Studien haben gezeigt, dass die Aufrechterhaltung einer strengen Blutzuckerkontrolle das Risiko einer Mikroalbuminurie senkt und das Risiko einer Mikroalbuminurie vom Fortschreiten zu einer Makroalbuminurie verringert.

Maßnahmen zur Verringerung des Risikos, an einer Nierenerkrankung zu erkranken, umfassen:

  • Behalten Sie eine regelmäßige Diabetesbehandlung bei (nehmen Sie Ihre Medikamente ein und überwachen Sie Ihren Blutzucker gemäß den Anweisungen Ihres Arztes).
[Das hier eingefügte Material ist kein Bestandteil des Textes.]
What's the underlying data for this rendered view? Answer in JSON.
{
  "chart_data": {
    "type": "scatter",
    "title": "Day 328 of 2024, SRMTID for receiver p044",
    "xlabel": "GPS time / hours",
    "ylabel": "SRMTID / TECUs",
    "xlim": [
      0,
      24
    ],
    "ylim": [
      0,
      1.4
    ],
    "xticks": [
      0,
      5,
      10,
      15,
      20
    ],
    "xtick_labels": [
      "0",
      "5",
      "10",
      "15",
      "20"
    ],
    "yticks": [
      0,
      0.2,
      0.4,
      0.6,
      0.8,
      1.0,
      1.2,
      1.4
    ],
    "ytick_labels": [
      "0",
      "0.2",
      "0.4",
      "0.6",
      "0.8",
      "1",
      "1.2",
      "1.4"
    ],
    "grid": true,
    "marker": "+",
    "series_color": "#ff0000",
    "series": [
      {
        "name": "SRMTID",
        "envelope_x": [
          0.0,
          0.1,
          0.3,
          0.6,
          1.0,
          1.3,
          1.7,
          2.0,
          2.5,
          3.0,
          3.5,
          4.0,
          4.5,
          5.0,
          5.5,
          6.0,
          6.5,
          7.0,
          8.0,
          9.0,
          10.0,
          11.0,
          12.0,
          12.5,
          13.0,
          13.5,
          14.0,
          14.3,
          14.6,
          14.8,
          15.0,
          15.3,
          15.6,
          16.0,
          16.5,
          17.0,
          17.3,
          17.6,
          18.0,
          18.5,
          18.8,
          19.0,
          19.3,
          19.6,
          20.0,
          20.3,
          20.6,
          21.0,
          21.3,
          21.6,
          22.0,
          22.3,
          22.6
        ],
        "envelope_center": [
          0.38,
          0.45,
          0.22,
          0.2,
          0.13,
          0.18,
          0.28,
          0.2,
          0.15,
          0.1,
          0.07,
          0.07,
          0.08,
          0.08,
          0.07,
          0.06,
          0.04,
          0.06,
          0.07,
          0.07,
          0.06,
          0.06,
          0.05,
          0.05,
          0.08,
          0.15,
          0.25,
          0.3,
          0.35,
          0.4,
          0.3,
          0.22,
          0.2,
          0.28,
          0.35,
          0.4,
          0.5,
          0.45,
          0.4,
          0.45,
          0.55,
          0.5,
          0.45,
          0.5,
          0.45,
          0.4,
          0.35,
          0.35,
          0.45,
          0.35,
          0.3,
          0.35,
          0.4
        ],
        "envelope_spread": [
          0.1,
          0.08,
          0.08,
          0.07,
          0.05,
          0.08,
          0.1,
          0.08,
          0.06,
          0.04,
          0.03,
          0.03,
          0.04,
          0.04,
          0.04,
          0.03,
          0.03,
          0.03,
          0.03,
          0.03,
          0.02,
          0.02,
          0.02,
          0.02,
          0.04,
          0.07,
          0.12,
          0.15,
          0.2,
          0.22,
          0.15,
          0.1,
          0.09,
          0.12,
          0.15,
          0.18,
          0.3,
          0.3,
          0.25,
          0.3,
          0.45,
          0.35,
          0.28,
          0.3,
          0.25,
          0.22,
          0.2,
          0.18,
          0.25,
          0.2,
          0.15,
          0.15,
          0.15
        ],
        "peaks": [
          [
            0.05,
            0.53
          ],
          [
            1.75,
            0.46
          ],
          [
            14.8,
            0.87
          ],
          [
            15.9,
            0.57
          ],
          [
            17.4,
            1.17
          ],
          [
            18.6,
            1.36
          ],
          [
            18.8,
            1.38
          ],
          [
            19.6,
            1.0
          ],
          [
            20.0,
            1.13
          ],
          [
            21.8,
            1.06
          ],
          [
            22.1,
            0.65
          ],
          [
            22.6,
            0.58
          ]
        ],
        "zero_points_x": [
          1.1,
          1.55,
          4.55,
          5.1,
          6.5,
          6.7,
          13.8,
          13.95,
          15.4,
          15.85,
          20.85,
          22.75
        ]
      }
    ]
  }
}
  • Verwalten Sie Ihren Blutdruck. Laut der Cleveland Clinic sind Diabetes und Bluthochdruck die häufigsten Ursachen für Nierenversagen. Häufig haben Menschen mit diabetischer Nephropathie auch Hypertonie (Bluthochdruck). Bluthochdruck kann weitere Nierenschäden verstärken. Schon ein leichter Anstieg des Blutdrucks kann eine Nierenerkrankung möglicherweise verschlimmern. Wenn Sie hohen Blutdruck haben, befolgen Sie die Ratschläge Ihres Arztes zur Blutdruckkontrolle. Wenn Sie keinen Bluthochdruck haben, sollten Sie regelmäßige Blutdruckkontrollen durchführen und Maßnahmen zur Aufrechterhaltung eines gesunden Blutdrucks ergreifen (z. B. Maßnahmen zur gesunden Ernährung und zur Lebensführung).

  • Seien Sie vorsichtig bei der Einnahme von Medikamenten. Beachten Sie, dass einige Medikamente zu Nierenschäden führen können, insbesondere wenn sie nicht wie verordnet eingenommen werden (wie rezeptfreie Schmerzmittel, einschließlich Ibuprofen und mehr). Konsultieren Sie Ihren Arzt bezüglich aller Medikamente, die Sie einnehmen – einschließlich rezeptfreier und verschreibungspflichtiger Medikamente – sowie Vitaminen und pflanzlichen Nahrungsergänzungsmitteln.

  • Halten Sie Ihr Gewicht in einem gesunden Bereich. Bleiben Sie aktiv und nehmen Sie an einem regelmäßigen Trainingsprogramm teil (mit Zustimmung Ihres Arztes). Ernähren Sie sich gesund und schränken Sie die Aufnahme von verarbeiteten Lebensmitteln, überschüssigem Zucker, gesättigten Fetten oder anderen ungesunden Lebensmitteln ein. Wenn Sie übergewichtig sind, konsultieren Sie Ihren Arzt über Strategien zur Gewichtsabnahme.

  • Verzichten Sie auf das Rauchen. Zigaretten können die Nieren schädigen; sie sind auch dafür bekannt, bestehende Nierenschäden zu verschlimmern. Wenn Sie Raucher sind, ist es wichtig, Maßnahmen zu ergreifen, um mit dem Rauchen aufzuhören. Sprechen Sie mit Ihrem Arzt über jegliche Art von Medikamenten, die Rauchern helfen sollen, mit dem Rauchen aufzuhören, ziehen Sie die Teilnahme an Selbsthilfegruppen (wie anonymes Nikotin) oder anderen Arten von Gruppen sowie Einzel- oder Gruppentherapie in Betracht.

Es ist wichtig zu beachten, dass nach einem Nierenversagen eine fortlaufende Dialyse oder eine Nierentransplantation erforderlich ist. An dieser Stelle ist es optimal, sich an ein Team von Gesundheitsdienstleistern zu wenden, die auf den Bereich Diabetes spezialisiert sind, sowie Nierenexperten. Ein Arzt, der sich auf die Behandlung von Nierenerkrankungen spezialisiert hat, wird Nephrologe genannt. Das Team sollte am besten aus dem primären Gesundheitsdienstleister (oder Endokrinologen, der auf hormonelle Erkrankungen wie Diabetes spezialisiert ist), einem Nierentransplantationschirurgen, einem Sozialarbeiter und einem Diabetespädagogen (z Diabetesunterricht).